What do you do when you inadvertently discover a huge cache of paintings that may have been created by the American master Jackson Pollock? Have all of them verified by experts? Naturally. Set up a world tour then donate them to museums? Of course! Maybe even fire up the calculator for some non-Euclidian geometry?
Not so fast on that last one.
About ten years ago physicist Richard Taylor created quite a stir in the mathematics and art world when he claimed Pollock’s works contained unique mathematical patterns in his brush strokes. Taylor said that these mathematical patterns were fractal, and so unique one could actually identify whether any given work of art was a genuine Pollack based on these patterns. Fractals are extraordinary complex geometric patterns where shapes and configurations infinitely repeat themselves.
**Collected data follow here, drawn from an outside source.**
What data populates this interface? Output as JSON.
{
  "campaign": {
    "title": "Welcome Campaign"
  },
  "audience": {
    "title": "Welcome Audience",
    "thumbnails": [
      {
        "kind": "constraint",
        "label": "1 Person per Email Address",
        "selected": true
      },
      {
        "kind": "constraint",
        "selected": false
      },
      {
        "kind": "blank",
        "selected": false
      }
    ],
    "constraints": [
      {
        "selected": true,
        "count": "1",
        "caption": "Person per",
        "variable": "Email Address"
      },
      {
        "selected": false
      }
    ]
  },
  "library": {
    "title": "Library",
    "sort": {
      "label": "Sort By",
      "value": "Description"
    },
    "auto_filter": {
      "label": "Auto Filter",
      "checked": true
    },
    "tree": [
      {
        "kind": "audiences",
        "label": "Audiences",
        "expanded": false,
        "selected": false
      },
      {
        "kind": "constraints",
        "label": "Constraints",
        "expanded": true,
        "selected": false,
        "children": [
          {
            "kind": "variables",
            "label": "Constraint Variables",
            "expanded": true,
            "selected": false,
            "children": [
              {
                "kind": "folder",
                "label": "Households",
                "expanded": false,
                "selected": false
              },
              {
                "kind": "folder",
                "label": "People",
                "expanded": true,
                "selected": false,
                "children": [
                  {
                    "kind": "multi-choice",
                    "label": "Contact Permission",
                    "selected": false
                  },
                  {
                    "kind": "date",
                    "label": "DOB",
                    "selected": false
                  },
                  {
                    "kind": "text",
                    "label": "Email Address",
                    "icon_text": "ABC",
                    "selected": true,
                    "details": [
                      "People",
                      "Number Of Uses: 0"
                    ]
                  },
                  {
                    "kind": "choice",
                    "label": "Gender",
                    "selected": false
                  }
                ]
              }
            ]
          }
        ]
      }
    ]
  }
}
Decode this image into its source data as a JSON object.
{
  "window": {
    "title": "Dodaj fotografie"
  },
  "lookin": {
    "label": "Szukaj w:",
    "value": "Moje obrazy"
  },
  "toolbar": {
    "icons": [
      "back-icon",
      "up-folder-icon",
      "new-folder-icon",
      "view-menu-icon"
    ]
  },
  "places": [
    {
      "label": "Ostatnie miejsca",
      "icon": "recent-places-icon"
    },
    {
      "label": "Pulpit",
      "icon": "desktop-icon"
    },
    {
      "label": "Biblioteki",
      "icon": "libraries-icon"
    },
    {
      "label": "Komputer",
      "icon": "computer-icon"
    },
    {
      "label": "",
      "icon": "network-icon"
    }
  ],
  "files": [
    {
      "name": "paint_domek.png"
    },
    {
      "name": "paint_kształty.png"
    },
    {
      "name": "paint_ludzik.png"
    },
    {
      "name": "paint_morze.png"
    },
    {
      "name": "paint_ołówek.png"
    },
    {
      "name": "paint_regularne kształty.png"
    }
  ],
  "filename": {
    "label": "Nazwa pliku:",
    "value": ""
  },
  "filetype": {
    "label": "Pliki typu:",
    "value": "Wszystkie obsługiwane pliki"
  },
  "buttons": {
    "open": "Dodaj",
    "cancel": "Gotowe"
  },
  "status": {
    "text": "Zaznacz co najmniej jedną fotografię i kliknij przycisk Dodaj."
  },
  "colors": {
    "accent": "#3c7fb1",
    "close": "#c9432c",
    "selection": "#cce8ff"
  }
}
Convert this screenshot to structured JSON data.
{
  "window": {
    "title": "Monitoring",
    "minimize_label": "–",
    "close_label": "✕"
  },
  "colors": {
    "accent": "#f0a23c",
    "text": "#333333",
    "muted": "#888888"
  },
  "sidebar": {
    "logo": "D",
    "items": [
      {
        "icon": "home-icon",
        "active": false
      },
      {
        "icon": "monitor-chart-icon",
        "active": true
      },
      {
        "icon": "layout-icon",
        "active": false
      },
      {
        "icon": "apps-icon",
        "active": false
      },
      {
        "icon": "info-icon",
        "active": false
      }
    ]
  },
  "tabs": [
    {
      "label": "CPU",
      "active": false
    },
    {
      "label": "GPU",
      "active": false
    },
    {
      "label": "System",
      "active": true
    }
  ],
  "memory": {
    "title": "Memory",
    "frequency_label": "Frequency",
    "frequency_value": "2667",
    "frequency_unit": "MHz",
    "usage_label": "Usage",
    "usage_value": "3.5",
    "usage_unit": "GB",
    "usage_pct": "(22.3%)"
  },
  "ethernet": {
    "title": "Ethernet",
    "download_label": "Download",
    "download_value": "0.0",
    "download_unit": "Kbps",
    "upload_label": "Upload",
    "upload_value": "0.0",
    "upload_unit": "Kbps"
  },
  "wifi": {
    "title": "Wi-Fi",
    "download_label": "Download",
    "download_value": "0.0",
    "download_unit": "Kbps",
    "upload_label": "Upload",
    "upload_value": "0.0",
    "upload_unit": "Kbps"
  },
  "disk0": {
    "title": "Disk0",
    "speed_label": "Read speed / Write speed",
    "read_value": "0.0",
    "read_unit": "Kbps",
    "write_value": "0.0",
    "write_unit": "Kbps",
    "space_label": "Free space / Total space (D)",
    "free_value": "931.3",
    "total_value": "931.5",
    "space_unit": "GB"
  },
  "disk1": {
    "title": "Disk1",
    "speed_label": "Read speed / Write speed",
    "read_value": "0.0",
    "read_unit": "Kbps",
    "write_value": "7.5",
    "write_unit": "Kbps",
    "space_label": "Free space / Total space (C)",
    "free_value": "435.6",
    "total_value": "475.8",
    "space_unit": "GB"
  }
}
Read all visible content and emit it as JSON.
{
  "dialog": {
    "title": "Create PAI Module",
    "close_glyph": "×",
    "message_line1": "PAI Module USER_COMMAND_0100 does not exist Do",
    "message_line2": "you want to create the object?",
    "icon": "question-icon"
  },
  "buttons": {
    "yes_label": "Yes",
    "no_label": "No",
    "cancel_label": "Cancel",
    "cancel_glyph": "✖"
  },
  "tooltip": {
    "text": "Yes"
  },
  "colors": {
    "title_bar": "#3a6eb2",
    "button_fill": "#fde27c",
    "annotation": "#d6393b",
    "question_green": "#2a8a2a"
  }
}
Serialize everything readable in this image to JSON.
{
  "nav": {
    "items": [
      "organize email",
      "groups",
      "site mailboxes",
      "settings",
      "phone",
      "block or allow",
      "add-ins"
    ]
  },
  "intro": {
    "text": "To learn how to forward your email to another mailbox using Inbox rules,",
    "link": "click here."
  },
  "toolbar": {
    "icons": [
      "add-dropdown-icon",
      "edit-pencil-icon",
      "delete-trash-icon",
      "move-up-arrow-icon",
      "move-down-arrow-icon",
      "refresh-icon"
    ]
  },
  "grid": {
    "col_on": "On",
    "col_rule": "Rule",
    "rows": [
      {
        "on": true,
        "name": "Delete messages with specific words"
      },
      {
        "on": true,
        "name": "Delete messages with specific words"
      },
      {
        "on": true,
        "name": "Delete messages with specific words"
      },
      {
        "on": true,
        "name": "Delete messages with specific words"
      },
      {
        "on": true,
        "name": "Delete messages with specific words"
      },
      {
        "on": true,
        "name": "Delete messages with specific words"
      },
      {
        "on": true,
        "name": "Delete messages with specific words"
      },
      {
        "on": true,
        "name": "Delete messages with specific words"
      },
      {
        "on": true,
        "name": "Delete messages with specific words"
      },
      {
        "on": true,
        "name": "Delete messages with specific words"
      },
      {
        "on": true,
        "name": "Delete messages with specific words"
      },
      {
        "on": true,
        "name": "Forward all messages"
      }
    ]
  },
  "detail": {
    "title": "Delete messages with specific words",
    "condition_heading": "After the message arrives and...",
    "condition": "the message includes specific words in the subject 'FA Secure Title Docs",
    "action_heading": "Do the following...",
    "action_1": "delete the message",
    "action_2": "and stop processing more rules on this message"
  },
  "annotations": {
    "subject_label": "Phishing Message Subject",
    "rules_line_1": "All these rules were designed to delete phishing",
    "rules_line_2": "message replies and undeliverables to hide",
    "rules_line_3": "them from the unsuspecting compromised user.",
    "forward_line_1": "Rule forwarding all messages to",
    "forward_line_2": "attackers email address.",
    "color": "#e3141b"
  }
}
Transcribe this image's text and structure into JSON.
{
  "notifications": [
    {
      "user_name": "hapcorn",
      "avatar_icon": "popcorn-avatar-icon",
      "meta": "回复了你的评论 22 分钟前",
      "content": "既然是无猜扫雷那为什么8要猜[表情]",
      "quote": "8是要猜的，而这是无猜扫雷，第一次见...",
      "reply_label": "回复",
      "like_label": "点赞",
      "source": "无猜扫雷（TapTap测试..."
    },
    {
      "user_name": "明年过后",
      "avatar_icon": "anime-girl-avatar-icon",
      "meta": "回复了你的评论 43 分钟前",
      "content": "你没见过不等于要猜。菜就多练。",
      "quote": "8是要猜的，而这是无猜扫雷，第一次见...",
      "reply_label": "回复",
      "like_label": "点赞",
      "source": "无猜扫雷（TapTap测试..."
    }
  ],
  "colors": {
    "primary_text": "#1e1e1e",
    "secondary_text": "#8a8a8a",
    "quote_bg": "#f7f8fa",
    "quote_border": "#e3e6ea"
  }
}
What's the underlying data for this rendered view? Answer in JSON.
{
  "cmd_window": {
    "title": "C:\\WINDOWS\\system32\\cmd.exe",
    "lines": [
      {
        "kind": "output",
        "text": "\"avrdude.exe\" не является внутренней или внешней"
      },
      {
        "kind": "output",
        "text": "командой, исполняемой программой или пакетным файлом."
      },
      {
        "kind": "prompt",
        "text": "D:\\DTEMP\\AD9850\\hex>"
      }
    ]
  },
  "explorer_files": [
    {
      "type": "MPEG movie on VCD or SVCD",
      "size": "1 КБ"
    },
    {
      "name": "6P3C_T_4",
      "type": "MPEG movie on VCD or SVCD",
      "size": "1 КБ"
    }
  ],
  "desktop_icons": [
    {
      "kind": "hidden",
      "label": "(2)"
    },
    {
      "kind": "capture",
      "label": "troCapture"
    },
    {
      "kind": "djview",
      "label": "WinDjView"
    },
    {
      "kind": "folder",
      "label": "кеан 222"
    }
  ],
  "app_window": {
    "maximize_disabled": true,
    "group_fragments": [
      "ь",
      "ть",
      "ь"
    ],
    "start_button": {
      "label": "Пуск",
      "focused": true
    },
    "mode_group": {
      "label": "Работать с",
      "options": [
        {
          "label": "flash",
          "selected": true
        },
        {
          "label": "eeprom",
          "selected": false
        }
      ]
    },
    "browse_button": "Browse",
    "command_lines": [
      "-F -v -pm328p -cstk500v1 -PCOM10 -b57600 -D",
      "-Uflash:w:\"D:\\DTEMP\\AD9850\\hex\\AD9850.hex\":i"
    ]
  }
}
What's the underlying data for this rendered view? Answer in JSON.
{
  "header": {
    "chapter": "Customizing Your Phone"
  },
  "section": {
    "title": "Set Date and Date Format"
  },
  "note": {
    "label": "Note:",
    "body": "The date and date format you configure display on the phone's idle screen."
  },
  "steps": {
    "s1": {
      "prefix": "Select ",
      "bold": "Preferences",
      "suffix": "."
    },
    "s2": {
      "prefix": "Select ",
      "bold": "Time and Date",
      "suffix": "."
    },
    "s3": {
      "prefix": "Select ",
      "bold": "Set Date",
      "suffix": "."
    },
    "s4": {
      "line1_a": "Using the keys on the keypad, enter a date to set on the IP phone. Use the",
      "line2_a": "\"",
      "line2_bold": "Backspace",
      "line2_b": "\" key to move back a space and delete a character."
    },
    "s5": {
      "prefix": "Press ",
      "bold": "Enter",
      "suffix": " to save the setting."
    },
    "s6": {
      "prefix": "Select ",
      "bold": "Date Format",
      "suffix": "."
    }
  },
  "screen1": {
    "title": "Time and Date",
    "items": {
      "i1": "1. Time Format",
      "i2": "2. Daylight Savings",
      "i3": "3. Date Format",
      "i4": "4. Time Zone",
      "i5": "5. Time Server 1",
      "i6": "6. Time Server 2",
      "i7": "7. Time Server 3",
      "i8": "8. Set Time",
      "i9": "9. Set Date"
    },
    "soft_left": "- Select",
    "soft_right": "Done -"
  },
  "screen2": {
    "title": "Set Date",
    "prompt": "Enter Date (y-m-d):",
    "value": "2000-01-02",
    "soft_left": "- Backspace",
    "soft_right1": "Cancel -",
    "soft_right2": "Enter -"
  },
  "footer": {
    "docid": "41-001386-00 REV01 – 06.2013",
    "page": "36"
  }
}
However a new soon to be published paper dispels this idea of using fractals to identify and date a Pollack work. Physicists Lawrence Krauss, Katherine Jones-Smith and Harsh Mathur of Case Western Reserve tested several of Pollock’s most famous paintings against ones commissioned by local artists to see if the fractal identification would hold up.
It didn’t. Not even close. Several of Pollock’s most famous paintings failed the test, while other paintings created in 2007 by local artists showed up as the real thing. This work builds on a previous study in 2006 where Jones-Smith and Mathur showed the fractal patterns Taylor found were far too small to usefully identify a painting. The two were able to recreate these “Pollock fractals” by drawing crude freehand stars.
These new study shows pretty conclusively that Taylor’s method for identifying works by Jackson Pollock using fractals is complete bunk. At the same time it also serves as a good word of caution about seeing things that may not be there. Fractal geometry in nature is a very trendy research subject right now. The idea that life can be broken down to numeric equations is exciting both in the sciences and pop culture. It was even the inspiration for Darren Aronofsky’s mathematics-thriller Pi. At the same time, it’s easy to go overboard. Mathematics explains so much about the physical world around us, but there are limits as to what it can predict. Fractals are a cutting edge field of research with applications across many of the sciences, but one has to be careful that each application is backed by hard evidence.
Or to quote the wizened old mathematics professor in the movie Pi, “[W]hen you abandon scientific rigor, you’re no longer a mathematician, you’re a numerologist!”